A pattern I have discovered in such people is that when a situation calls for them to do something they are unable to do and therefore ask for help, they have great difficulty in doing that because at the core of their personalities instead of having what Erik Erikson referred to as Basic Trust, they have Basic Mistrust. This is often due to childhood experiences that caused them to feel that.

After that I help them correct it – by hopefully creating a non-judgmental, believing-in-their-basic-goodness coaching relationship that enables them to experience Basic Trust – along with teaching them the power of Assertive Humility and just simply asking for help when they’re outside of their “superpower” instead of triggering others.

I am actually going through this professionally right now.  I am a seven-time author and a number of my books have sold reasonably well. That is in spite of the fact that I know how to create original counterintuitive content that saves and changes lives, but I know little about the skills necessary to truly sell lots of books. And I have done a mediocre job of generating what could have been much greater sales.

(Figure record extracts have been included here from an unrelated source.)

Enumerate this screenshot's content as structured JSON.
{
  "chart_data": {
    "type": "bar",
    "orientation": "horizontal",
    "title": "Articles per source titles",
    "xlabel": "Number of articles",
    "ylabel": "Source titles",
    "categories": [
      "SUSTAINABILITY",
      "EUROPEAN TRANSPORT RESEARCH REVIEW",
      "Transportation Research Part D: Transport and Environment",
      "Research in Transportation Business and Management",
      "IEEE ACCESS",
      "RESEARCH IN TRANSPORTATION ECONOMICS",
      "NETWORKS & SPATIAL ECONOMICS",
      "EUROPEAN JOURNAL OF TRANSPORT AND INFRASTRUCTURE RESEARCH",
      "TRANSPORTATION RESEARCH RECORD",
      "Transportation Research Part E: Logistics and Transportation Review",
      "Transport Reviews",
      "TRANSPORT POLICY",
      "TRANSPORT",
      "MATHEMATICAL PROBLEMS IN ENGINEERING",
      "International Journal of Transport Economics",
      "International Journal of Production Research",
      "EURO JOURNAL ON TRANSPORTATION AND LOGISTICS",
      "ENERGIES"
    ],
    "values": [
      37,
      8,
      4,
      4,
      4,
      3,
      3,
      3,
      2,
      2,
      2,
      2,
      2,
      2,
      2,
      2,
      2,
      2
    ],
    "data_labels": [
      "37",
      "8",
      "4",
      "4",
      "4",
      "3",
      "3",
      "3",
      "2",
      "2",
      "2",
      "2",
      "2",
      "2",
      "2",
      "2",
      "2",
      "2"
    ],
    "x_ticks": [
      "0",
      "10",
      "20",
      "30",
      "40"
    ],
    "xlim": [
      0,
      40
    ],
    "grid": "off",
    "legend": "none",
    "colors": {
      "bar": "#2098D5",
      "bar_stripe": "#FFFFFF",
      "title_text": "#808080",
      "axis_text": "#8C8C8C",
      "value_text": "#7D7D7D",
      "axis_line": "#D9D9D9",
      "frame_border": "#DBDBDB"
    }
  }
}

Instead of learning those skills outside my area of competence I have for twenty plus years defaulted back to what I know best, saving and changing lives one life at a time. I’ve gotten away with that and publishers still work with me I think because my purpose in life seems noble to them and aside from not being a natural born book selling machine, I believe I’m rather low maintenance and easy to deal with compared to some prima donna authors they have had to deal with (at least I hope so).

In the next few months, that will change.

I am about to publish two books co-authored with former hospital CEO and author of Responsible: A Memoir , Diana Hendel, and assisted by uber smart, writer, publicist and “chief herder of cats,” Dottie DeHart and working with two amazing people, Tim Burgard, Senior Editor, Harper Collins Leadership and Andrea Fleck-Nisbet, Publisher, Harper Collins Horizon.

They are all super-competent in areas that I am not entirely incompetent, but certainly flirt with it.

All I had to do was say to them, “I need your help,” and voila, we have a team from heaven, and any triggering I might do has all but gone away.  

When you are bringing value to a project, humbly asking for help, doesn’t make you helpless or worthless, it actually makes you someone other people want to help.